Looking back from Lookout Mountain

Photo credit: Bobby Jones - The Sentry

There’s a hill somewhere in Denver with a startling nighttime view. As a child, I’d hold my breath as we approached the crest of it, viscerally anticipating the moment when the dark pavement would drop out ahead of our car and give way to the expansive network of city lights that make up the metro area. It was a moment I wanted to live inside of for as long as I could.
I don’t know where that hill is now. I don’t want to find out. Chances are, I’ve driven my own car over its crest a hundred times, but I’ve lost access to the arresting sense of wonder I once hoped I’d feel every time my family left the house. If that’s true, my stomach no longer tricks me into thinking I’m riding a roller coaster on the descent, and my brain can no longer convince myself I’m on top of the world in my everyday life.
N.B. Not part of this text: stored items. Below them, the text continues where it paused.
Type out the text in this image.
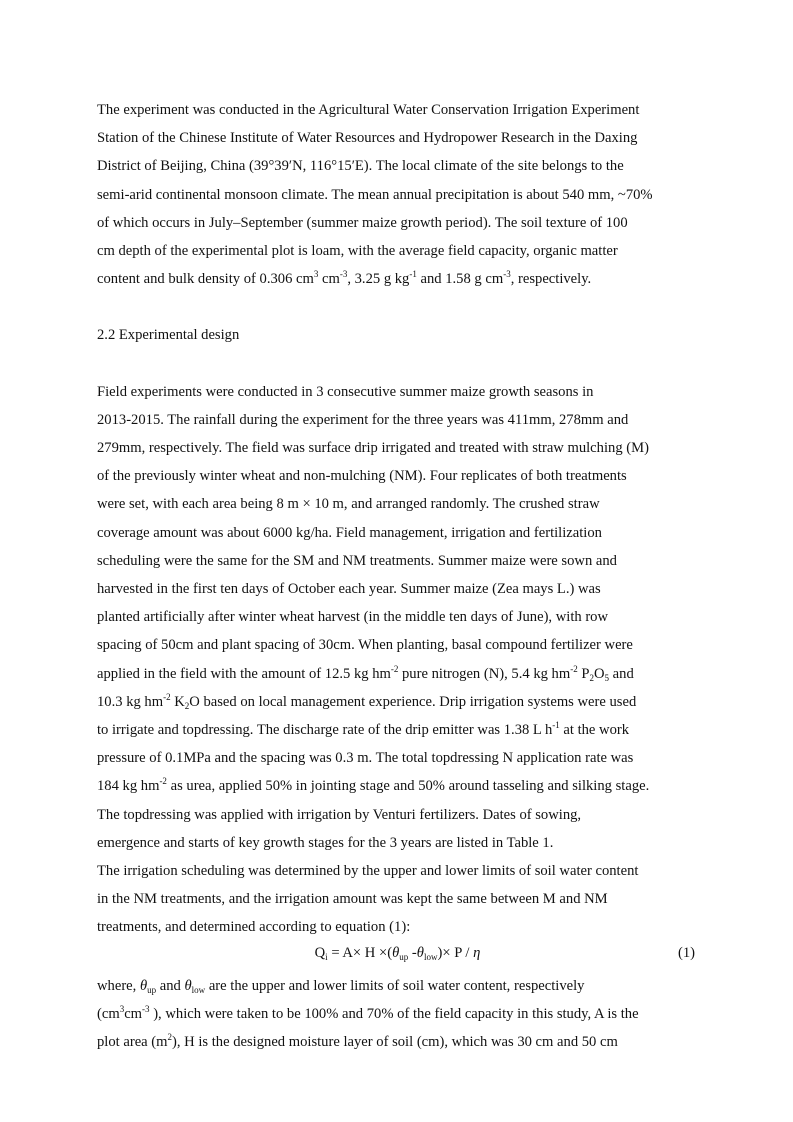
The experiment was conducted in the Agricultural Water Conservation Irrigation Experiment

Station of the Chinese Institute of Water Resources and Hydropower Research in the Daxing

District of Beijing, China (39°39′N, 116°15′E). The local climate of the site belongs to the

semi-arid continental monsoon climate. The mean annual precipitation is about 540 mm, ~70%

of which occurs in July–September (summer maize growth period). The soil texture of 100

cm depth of the experimental plot is loam, with the average field capacity, organic matter

content and bulk density of 0.306 $cm^3$ $cm^{-3}$, 3.25 g $kg^{-1}$ and 1.58 g $cm^{-3}$, respectively.

2.2 Experimental design

Field experiments were conducted in 3 consecutive summer maize growth seasons in

2013-2015. The rainfall during the experiment for the three years was 411mm, 278mm and

279mm, respectively. The field was surface drip irrigated and treated with straw mulching (M)

of the previously winter wheat and non-mulching (NM). Four replicates of both treatments

were set, with each area being 8 m × 10 m, and arranged randomly. The crushed straw

coverage amount was about 6000 kg/ha. Field management, irrigation and fertilization

scheduling were the same for the SM and NM treatments. Summer maize were sown and

harvested in the first ten days of October each year. Summer maize (Zea mays L.) was

planted artificially after winter wheat harvest (in the middle ten days of June), with row

spacing of 50cm and plant spacing of 30cm. When planting, basal compound fertilizer were

applied in the field with the amount of 12.5 kg $hm^{-2}$ pure nitrogen (N), 5.4 kg $hm^{-2}$ $P_2O_5$ and

10.3 kg $hm^{-2}$ $K_2O$ based on local management experience. Drip irrigation systems were used

to irrigate and topdressing. The discharge rate of the drip emitter was 1.38 L $h^{-1}$ at the work

pressure of 0.1MPa and the spacing was 0.3 m. The total topdressing N application rate was

184 kg $hm^{-2}$ as urea, applied 50% in jointing stage and 50% around tasseling and silking stage.

The topdressing was applied with irrigation by Venturi fertilizers. Dates of sowing,

emergence and starts of key growth stages for the 3 years are listed in Table 1.

The irrigation scheduling was determined by the upper and lower limits of soil water content

in the NM treatments, and the irrigation amount was kept the same between M and NM

treatments, and determined according to equation (1):

$Q_i = A\times H \times(\theta_{up}$ $-\theta_{low})\times P / \eta$	(1)

where, $\theta_{up}$ and $\theta_{low}$ are the upper and lower limits of soil water content, respectively

($cm^3cm^{-3}$ ), which were taken to be 100% and 70% of the field capacity in this study, A is the

plot area $(m^2)$, H is the designed moisture layer of soil (cm), which was 30 cm and 50 cm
During my freshman year of college, before Uber and Lyft were operational in Colorado, my roommate developed the expensive habit of renting cars just to reclaim the pleasure of aimless driving. I encouraged her. Together we ignored our many responsibilities in favor of feeling the texture of the pavement beneath the wheels of the day’s Ford Focus or Hyundai Sonata or, when we were feeling especially adventurous, low-end BMW. She was already ZipCar’s most frequent renter in Denver when she discovered Lookout Mountain and drove me up its midnight shadowed roads for the first time in my adult life.
And there it was again, the feeling I held my breath for as if the ache of my lungs would slow the pace of time—there was the whole city grid, its highways ablaze with crowded headlights, its individual houses lost against their neighbors’ quiet glow. I’d spent the last decade living in Florida, which was too flat to see in totality, and in Tennessee, which was too unpopulated to look magnificent at a distance. We went back at least once a week until the school year ended.
Since then, I’ve moved into different apartments, known—and grown apart from—different roommates, and become a different person myself. Through it all, I’ve always found myself at Lookout Mountain. Whether I taxi visiting friends or drive up its winding roads after pitch meetings just because it’s raining, just because I used to love driving in the rain, I go to look at something whole. Even when we feel like we’re going alone, there’s something about seeing all those individual lights meeting each other at their blurred edges that reminds me how inextricable we are from one other.
I’ll be moving away from Denver soon, and part of that adjustment has involved going to Lookout Mountain three times in the last week. When everything else changes, these are the things that remain the same: the same city grid, at once celestial and indistinguishable from others like it (as I am both the same and indistinguishable from the last version of me who ascended the mountain); the same sense of wonder I still fear losing; and the same desire to hold my breath as if I can hold onto the moment just a little bit longer.